設定ファイルや短いメモを見るときに、特によく使います。
複数ファイルもまとめて見られる
cat は、複数ファイルを指定すると 順番につなげて表示 します。
cat part1.txt part2.txt「2つのメモを続けて読んでみたい」
そんなときに自然に使えます。
つなげて1つのファイルにする(結合)
表示だけでなく、リダイレクト > と組み合わせると 結合して保存 できます。
cat file1.txt file2.txt > all.txtfile1.txtとfile2.txtをつなげてall.txtという新しいファイルにします
※ > は上書きなので、すでに all.txt がある場合は中身が置き換わります。
追記したいときは >> を使います。
cat file3.txt >> all.txt表示が崩れるときは「行番号」を付ける
改行が多いテキストや、どこが何行目かわかりにくいときは、行番号が助けになります。
cat -n notes.txt「どの行を直せばいい?」が一気に見えやすくなります。
よくあるつまずきポイント
1) 長いファイルは一気に流れてしまうcat は止まりません。長いログなどは画面が流れて見失います。

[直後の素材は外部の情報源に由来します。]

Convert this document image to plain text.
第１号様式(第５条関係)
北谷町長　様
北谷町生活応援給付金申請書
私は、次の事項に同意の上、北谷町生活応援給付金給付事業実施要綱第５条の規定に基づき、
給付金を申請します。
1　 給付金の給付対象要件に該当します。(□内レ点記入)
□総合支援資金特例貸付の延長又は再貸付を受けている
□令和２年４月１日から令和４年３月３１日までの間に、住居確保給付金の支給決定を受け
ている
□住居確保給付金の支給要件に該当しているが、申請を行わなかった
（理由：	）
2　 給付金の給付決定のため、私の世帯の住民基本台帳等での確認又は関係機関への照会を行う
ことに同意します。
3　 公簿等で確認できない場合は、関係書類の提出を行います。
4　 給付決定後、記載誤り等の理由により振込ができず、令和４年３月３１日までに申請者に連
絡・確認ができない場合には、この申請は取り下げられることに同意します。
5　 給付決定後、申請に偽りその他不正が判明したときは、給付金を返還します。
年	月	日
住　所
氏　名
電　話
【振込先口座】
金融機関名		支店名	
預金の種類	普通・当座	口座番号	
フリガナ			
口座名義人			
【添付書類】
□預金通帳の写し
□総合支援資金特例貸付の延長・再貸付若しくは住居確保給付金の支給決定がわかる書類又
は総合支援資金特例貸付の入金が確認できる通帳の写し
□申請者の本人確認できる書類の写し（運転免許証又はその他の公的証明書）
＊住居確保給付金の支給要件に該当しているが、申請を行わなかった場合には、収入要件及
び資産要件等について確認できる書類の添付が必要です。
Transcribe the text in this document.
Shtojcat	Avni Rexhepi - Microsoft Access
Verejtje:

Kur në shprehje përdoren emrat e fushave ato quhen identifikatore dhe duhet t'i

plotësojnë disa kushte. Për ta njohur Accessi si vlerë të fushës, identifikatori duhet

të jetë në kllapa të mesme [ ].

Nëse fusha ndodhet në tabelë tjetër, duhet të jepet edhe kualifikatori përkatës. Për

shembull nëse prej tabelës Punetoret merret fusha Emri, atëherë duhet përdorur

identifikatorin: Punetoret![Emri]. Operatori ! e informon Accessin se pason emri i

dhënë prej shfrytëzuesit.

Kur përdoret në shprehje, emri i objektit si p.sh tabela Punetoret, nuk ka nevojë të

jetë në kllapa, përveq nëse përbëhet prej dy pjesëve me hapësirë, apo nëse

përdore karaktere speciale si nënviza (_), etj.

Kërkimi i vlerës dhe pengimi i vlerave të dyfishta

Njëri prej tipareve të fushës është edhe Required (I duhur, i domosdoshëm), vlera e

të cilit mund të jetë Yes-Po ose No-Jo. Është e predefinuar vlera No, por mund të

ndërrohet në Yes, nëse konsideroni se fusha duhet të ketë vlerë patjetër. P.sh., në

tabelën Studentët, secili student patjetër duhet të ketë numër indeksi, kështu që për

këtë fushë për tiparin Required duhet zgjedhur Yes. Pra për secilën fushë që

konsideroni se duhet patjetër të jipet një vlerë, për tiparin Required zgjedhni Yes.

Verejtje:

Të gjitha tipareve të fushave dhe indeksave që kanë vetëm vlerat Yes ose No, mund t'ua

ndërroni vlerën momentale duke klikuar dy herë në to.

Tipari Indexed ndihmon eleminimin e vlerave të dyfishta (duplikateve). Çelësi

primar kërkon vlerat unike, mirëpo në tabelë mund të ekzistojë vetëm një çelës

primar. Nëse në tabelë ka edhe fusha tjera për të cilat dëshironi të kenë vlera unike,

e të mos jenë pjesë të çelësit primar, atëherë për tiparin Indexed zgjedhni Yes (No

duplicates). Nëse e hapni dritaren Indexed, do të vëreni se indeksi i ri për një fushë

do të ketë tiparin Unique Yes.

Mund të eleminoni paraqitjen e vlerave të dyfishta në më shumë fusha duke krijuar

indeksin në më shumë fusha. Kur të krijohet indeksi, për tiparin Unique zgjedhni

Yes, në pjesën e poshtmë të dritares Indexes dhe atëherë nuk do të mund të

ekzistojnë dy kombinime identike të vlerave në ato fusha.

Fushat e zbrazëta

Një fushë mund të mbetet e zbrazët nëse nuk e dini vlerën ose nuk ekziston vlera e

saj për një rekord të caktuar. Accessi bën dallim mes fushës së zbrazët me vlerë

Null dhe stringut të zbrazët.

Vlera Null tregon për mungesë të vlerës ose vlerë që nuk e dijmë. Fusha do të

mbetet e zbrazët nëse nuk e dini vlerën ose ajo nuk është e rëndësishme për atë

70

そんなときは、ページ送りできる less が安心です。
less big.log(q で終了できます)
2) バイナリファイルを表示すると文字化けする
画像やアプリなどの バイナリ を cat すると、意味不明な文字が出ます。
これは故障ではなく「表示に向いていない種類のファイル」を開いただけです。
3) ちょっとだけ見たいなら head / tail も便利
先頭だけ見たい:
head notes.txt最後だけ見たい:
tail notes.txtログ確認では tail が特に活躍します。
まとめ
cp・mv・cat は、ターミナルで行うファイル操作のいちばん基本となるコマンドです。
- cp:ファイルやフォルダをコピーする
- mv:ファイルを移動する(名前の変更もできる)
- cat:ファイルの中身をそのまま表示する
この3つを覚えるだけで、
- ファイルを増やす
- 位置を変える
- 中身を確認する
という、一連の流れがターミナル上で自然につながります。
最初は、
「黒い画面で操作するのは少しこわい」と感じるかもしれません。
でも、やっていることは パソコンの中を整理して、そっと中身をのぞいている だけです。
まずは短いファイルで、
cp → mv → cat
という順番を、ゆっくり試してみてください。
この基本が身につくと、
rename、rm、less、grep といった次のコマンドも、
無理なく理解できるようになります。
ターミナルは、
慣れるほど静かに、正直に、結果を返してくれます。